There is increasing demand for battery-based solar PV systems everywhere. As utility agreements change, batteries offer improved economics and independence, however it is critical to choose the right type for the application.
First, let's review the most common types of PV types:
1) Grid-direct (utility interactive) - Owner sells energy to utility grid, no batteries involved
2) Stand-alone (off-grid) - Owner is not connected to utility, solar and batteries must provide for all electrical loads
3) Multi-mode - Solar and battery system combination is able to sell energy to the utility grid AND store it for self-consumption in the case of grid-outage or unfavorable utility payment schemes
The simplest battery-based system is a direct DC stand-alone system, the x in a circle represents electrical loads.
The next step up is a DC stand-alone system with a load controller integrated in the charge controller (CC)
If the system involves AC loads, such as most household appliances, lights and chargers, you will need an inverter. The simplest is an AC stand-alone system, wherein the charge controller either charges a battery, or directs the DC PV power directly to an off-grid inverter. That inverter powers AC loads in turn, discharging the battery power if the PV is not producing enough at the time.
If the owner is concerned about reliability, a small generator comes into play, creating a Hybrid AC stand-alone system. The generator feeds loads through the inverter.
Moving from off-grid to multi-mode we need to look at more robust multi-mode inverters. The simplest is a DC-coupled multi-mode system. The only addition besides the inverter is a "back-up loads" panel for critical loads in case of an outage. These systems can export and sell energy to the utility grid.
If you are retrofitting batteries to an existing solar system, you will install an AC-coupled multi-mode system.

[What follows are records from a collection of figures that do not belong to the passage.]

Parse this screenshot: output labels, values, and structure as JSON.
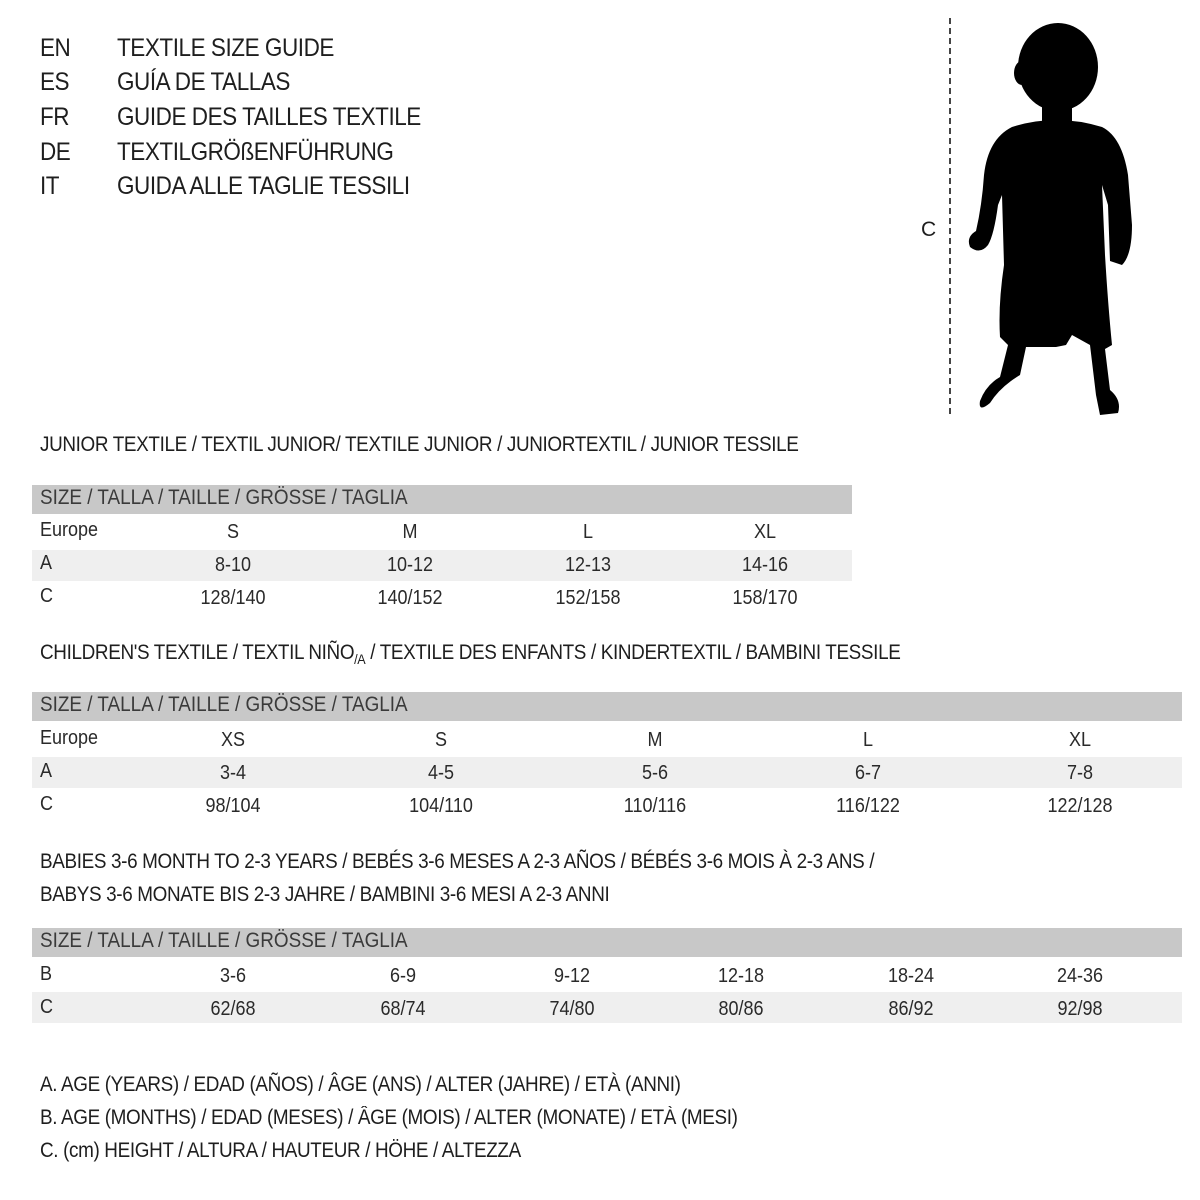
{
  "titles": [
    {
      "code": "EN",
      "text": "TEXTILE SIZE GUIDE"
    },
    {
      "code": "ES",
      "text": "GUÍA DE TALLAS"
    },
    {
      "code": "FR",
      "text": "GUIDE DES TAILLES TEXTILE"
    },
    {
      "code": "DE",
      "text": "TEXTILGRÖßENFÜHRUNG"
    },
    {
      "code": "IT",
      "text": "GUIDA ALLE TAGLIE TESSILI"
    }
  ],
  "figure": {
    "measure_label": "C",
    "icon": "baby-silhouette-icon"
  },
  "size_header": "SIZE / TALLA / TAILLE / GRÖSSE / TAGLIA",
  "junior": {
    "heading": "JUNIOR TEXTILE / TEXTIL JUNIOR/ TEXTILE JUNIOR / JUNIORTEXTIL / JUNIOR TESSILE",
    "rows": [
      {
        "label": "Europe",
        "values": [
          "S",
          "M",
          "L",
          "XL"
        ]
      },
      {
        "label": "A",
        "values": [
          "8-10",
          "10-12",
          "12-13",
          "14-16"
        ]
      },
      {
        "label": "C",
        "values": [
          "128/140",
          "140/152",
          "152/158",
          "158/170"
        ]
      }
    ]
  },
  "children": {
    "heading": "CHILDREN'S TEXTILE / TEXTIL NIÑO",
    "heading_sub": "/A",
    "heading_rest": " / TEXTILE DES ENFANTS / KINDERTEXTIL / BAMBINI TESSILE",
    "rows": [
      {
        "label": "Europe",
        "values": [
          "XS",
          "S",
          "M",
          "L",
          "XL"
        ]
      },
      {
        "label": "A",
        "values": [
          "3-4",
          "4-5",
          "5-6",
          "6-7",
          "7-8"
        ]
      },
      {
        "label": "C",
        "values": [
          "98/104",
          "104/110",
          "110/116",
          "116/122",
          "122/128"
        ]
      }
    ]
  },
  "babies": {
    "heading_line1": "BABIES 3-6 MONTH TO 2-3 YEARS / BEBÉS 3-6 MESES A 2-3 AÑOS / BÉBÉS 3-6 MOIS À 2-3 ANS /",
    "heading_line2": "BABYS 3-6 MONATE BIS 2-3 JAHRE / BAMBINI 3-6 MESI A 2-3 ANNI",
    "rows": [
      {
        "label": "B",
        "values": [
          "3-6",
          "6-9",
          "9-12",
          "12-18",
          "18-24",
          "24-36"
        ]
      },
      {
        "label": "C",
        "values": [
          "62/68",
          "68/74",
          "74/80",
          "80/86",
          "86/92",
          "92/98"
        ]
      }
    ]
  },
  "legend": [
    "A. AGE (YEARS) / EDAD (AÑOS) / ÂGE (ANS) / ALTER (JAHRE) / ETÀ (ANNI)",
    "B. AGE (MONTHS) / EDAD (MESES) / ÂGE (MOIS) / ALTER (MONATE) / ETÀ (MESI)",
    "C. (cm) HEIGHT / ALTURA / HAUTEUR / HÖHE / ALTEZZA"
  ],
  "colors": {
    "header_band": "#c8c8c8",
    "row_shade": "#efefef",
    "text": "#1e1e1e"
  }
}
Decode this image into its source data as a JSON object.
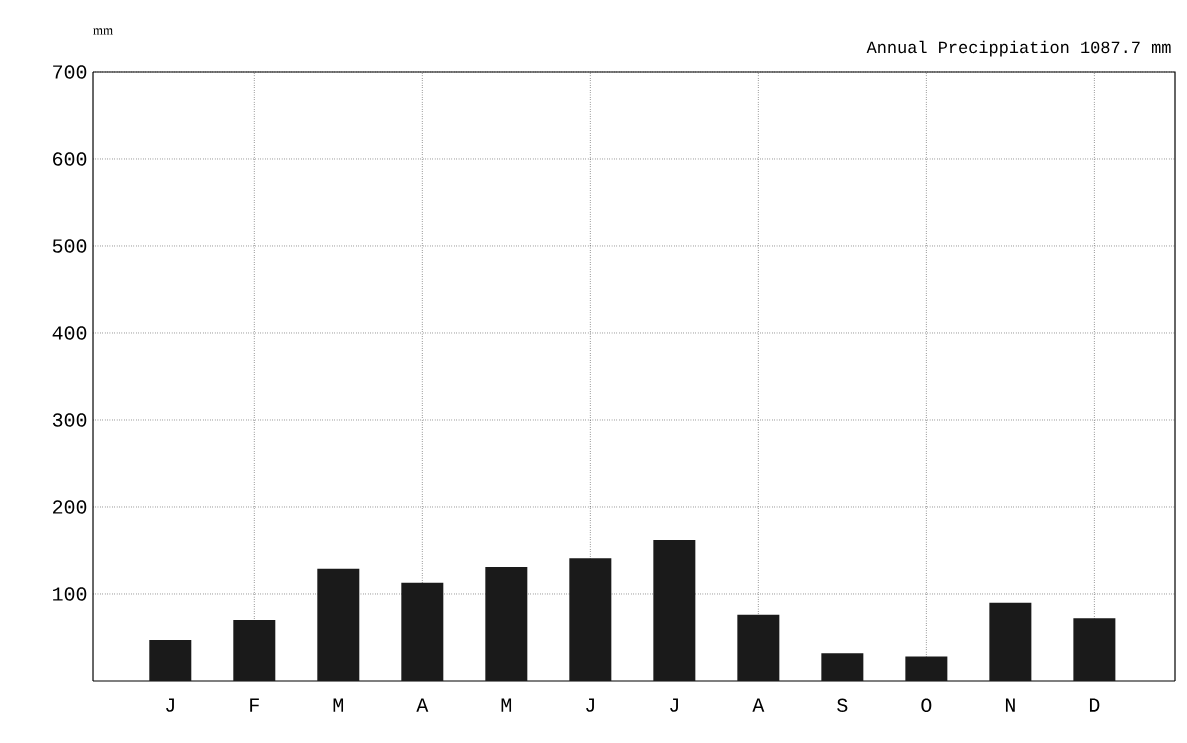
{
  "chart_data": {
    "type": "bar",
    "title": "Annual Precippiation 1087.7 mm",
    "ylabel": "mm",
    "categories": [
      "J",
      "F",
      "M",
      "A",
      "M",
      "J",
      "J",
      "A",
      "S",
      "O",
      "N",
      "D"
    ],
    "values": [
      47,
      70,
      129,
      113,
      131,
      141,
      162,
      76,
      32,
      28,
      90,
      72
    ],
    "color": "#1a1a1a",
    "ylim": [
      0,
      700
    ],
    "yticks": [
      100,
      200,
      300,
      400,
      500,
      600,
      700
    ],
    "grid": true
  }
}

The existing solar inverter(s) output should be re-directed to the back-up loads panel, and the new multi-mode inverter will feed the main service panel. This allows the grid-tie solar inverter to operate even in the case of a grid outage! These are typically the most expensive but dynamic systems. They usually involve a battery management system (BMS)

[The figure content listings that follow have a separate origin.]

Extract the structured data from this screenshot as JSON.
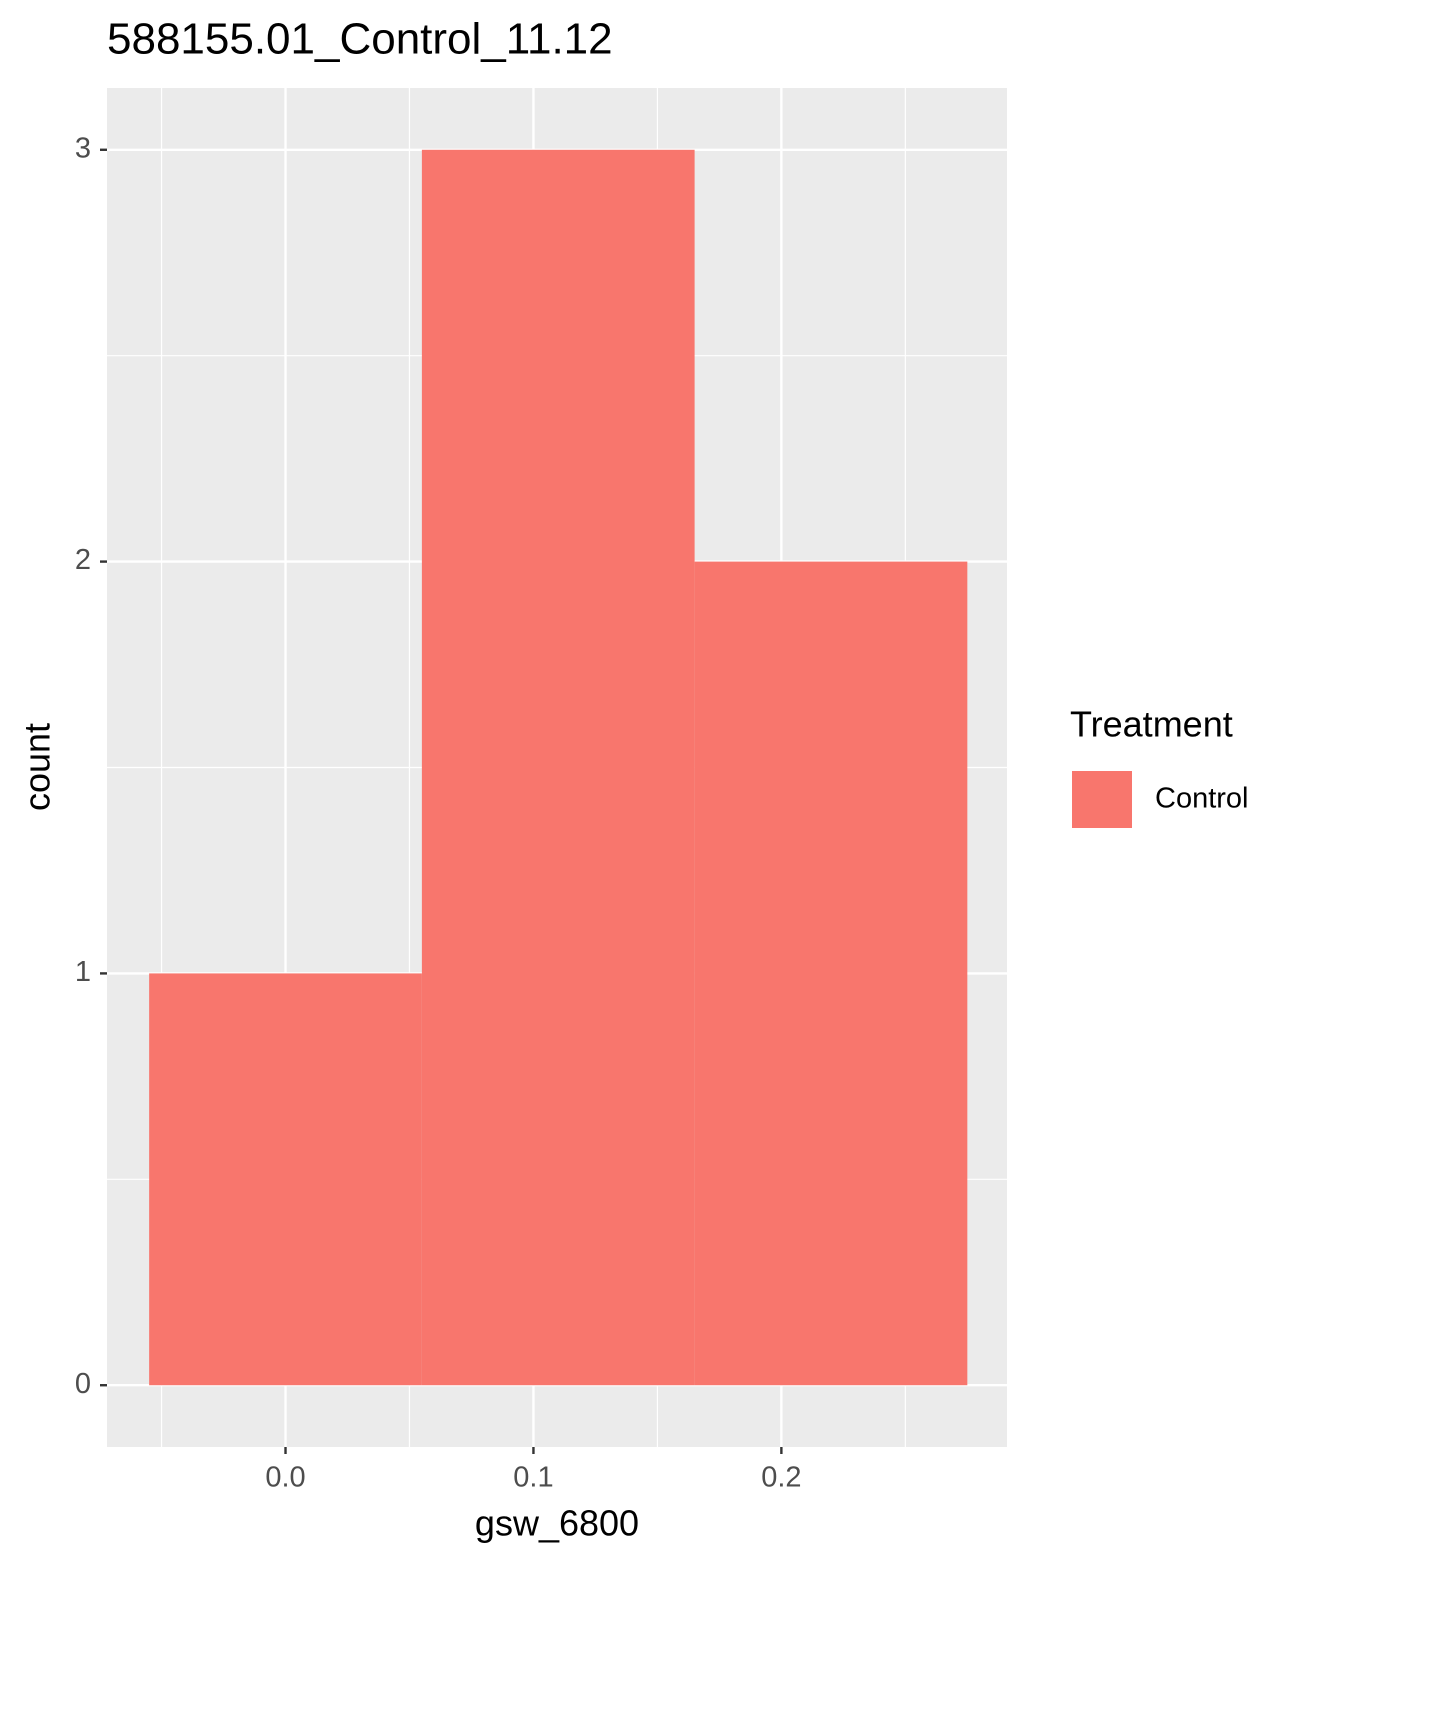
{
  "chart_data": {
    "type": "histogram",
    "title": "588155.01_Control_11.12",
    "x_label": "gsw_6800",
    "y_label": "count",
    "bins": [
      -0.055,
      0.055,
      0.165,
      0.275
    ],
    "counts": [
      1,
      3,
      2
    ],
    "color": "#F8766D",
    "xlim": [
      -0.072,
      0.291
    ],
    "ylim": [
      -0.15,
      3.15
    ],
    "xticks": [
      {
        "value": 0,
        "label": "0.0"
      },
      0.1,
      0.2
    ],
    "yticks": [
      0,
      1,
      2,
      3
    ],
    "x_minor_grid": [
      -0.05,
      0.05,
      0.15,
      0.25
    ],
    "y_minor_grid": [
      0.5,
      1.5,
      2.5
    ],
    "grid": true,
    "legend": {
      "title": "Treatment",
      "position": "right",
      "entries": [
        "Control"
      ]
    }
  }
}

Now, let's review modes of operation for these system types.
Grid-tied Multimode systems:
- Battery back-up - Net-metered (NEM) or otherwise compensated for production, batteries usually floating at 100% charge in case of power outage. Size battery bank to critical loads.
- Time of Use (TOU) - Batteries used to shift loads to off-peak prices or self-consumption for lack of NEM. Surplus solar production is stored and then discharged regularly for economic benefit.
- Peak Load Shaving - Batteries programmed to cap power (kW, not kWh) draw from grid below peak load price tiers. Typically used in commercial systems.